Given that he can’t annex, the next best thing is for Netanyahu to shore up Israel’s presence in the West Bank as much as possible. The Abraham Accords do not include any restrictions on settlement activity, and so the Trump administration has not stymied Israel’s actions on this score.
Top of the list of actions Netanyahu can take is the approval of some 70 to 100 illegal West Bank outposts. These are fledgling communities that lack authorization. Veteran settler leader Pinchas Wallerstein headed a committee that disbanded this summer which had already completed some of the necessary legwork.
The idea would be to authorize as many of the outposts as possible as neighborhoods of existing settlements. This is a pattern that has already been established.
The Right and settler leaders will look to Netanyahu to approve the remainder of the outposts as new settlements. If there is not enough time for all the necessary steps to be taken, they will want Netanyahu to pass a government decision declaring in principle that the outposts have been authorized, while leaving the details for later.
In addition, they would want Netanyahu to allow for the outposts to be hooked up to utilities and be considered de-facto legal communities until they are authorized, so that life can be normalized there as much as possible.
Such steps are particularly necessary given that the illegal status of the outposts makes them vulnerable to legal petitions by left-wing NGOs asking the High Court of Justice to order their evacuation.
After that, the Right will look to Netanyahu to hold another meeting of the Higher Planning Council for Judea and Samaria prior to Trump’s departure from office, to approve as many plans as possible.
This would include validating construction of 3,412 apartment units for the contentious E1 project in an unbuilt area of the Ma’aleh Adumim settlement. Construction of these homes had also been a Netanyahu campaign pledge. He allowed for plans for the project to be deposited, but now settlers would want him to grant final approval for those plans.
In addition, the Right would also want to see the advancement of construction for 1,100 new Jewish homes in the newly created Givat Hamatos neighborhood of east Jerusalem that has been held up due to a technical dispute.

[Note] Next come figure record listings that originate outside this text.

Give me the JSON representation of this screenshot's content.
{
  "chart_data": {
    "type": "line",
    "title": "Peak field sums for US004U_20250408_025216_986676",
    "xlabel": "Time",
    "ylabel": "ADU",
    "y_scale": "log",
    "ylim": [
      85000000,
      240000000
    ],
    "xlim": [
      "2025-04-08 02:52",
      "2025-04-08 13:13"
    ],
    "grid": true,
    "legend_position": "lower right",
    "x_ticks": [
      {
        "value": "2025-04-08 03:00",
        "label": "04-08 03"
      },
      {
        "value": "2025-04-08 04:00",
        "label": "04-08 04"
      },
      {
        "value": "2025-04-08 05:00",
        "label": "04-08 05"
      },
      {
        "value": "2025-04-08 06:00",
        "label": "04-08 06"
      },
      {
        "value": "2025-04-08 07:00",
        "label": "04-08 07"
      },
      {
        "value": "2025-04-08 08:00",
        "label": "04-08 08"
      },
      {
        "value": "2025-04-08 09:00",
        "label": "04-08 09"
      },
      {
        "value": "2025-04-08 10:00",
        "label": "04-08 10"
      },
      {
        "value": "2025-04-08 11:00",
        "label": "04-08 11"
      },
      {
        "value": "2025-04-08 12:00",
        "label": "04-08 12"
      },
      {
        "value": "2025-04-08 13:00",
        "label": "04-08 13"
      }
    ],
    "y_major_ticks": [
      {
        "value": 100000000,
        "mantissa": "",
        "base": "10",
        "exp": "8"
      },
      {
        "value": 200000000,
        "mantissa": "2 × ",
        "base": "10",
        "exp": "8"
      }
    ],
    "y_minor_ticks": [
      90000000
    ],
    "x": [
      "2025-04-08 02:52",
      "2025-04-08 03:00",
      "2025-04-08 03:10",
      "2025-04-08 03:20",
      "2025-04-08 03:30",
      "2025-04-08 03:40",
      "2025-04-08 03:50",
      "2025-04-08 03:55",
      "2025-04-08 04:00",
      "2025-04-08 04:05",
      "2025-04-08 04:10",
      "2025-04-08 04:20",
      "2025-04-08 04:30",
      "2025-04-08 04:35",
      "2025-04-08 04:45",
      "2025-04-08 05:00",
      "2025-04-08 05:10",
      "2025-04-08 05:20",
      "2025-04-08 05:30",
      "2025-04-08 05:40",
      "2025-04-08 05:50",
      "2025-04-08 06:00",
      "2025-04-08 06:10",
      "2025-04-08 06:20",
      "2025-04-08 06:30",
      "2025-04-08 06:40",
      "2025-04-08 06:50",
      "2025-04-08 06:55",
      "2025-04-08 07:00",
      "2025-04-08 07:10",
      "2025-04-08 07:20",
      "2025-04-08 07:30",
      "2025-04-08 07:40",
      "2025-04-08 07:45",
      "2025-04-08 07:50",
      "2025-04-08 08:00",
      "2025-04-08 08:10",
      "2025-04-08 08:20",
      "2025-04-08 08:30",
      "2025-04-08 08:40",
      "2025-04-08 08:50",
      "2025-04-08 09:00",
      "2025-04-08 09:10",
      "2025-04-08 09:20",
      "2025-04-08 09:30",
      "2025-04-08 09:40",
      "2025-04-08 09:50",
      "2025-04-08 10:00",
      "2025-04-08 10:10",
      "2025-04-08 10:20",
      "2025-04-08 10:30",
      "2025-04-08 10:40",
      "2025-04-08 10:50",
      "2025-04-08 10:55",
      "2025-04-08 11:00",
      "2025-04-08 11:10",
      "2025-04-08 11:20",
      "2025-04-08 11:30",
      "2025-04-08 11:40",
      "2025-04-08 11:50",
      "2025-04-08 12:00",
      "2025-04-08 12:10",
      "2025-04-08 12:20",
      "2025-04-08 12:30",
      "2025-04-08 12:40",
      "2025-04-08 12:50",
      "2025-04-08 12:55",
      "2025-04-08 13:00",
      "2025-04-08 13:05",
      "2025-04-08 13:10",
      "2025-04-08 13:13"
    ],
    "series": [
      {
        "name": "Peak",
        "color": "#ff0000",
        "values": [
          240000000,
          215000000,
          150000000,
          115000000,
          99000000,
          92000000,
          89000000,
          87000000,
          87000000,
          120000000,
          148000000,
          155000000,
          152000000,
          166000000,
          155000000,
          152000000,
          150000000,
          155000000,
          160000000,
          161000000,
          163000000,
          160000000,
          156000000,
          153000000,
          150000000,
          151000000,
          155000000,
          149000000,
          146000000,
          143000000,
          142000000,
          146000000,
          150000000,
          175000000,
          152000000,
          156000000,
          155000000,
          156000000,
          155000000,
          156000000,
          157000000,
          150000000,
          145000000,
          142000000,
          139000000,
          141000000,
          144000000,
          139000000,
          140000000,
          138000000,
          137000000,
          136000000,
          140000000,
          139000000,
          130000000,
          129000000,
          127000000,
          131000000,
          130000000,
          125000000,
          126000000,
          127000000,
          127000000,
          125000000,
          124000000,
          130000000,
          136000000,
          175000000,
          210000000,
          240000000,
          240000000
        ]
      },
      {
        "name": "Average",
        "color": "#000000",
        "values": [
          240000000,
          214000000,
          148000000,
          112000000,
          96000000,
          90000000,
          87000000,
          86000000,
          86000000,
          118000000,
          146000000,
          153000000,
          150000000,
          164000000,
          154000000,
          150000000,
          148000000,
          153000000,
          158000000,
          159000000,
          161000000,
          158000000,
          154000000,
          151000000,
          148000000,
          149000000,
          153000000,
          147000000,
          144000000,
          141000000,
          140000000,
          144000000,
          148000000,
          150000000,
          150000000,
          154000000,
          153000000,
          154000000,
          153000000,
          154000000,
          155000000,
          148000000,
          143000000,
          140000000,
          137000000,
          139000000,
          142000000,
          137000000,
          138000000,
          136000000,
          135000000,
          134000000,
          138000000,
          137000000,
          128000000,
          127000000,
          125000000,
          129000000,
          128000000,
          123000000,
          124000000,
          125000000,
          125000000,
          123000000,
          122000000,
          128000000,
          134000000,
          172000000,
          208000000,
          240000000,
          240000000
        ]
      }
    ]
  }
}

Trump might have begun his presidency by pledging to make the Deal of the Century. During its course he took significant steps to shore up Israel’s hold on Judea and Samaria, including by declaring that settlement activity was not inconsistent with international law. He also stated that the US would not distinguish in its dealing between the West Bank settlements and sovereign Israel.
But in these last weeks, the ball returns to Netanyahu’s court, to maximize or minimize the remainder of Trump’s term in office.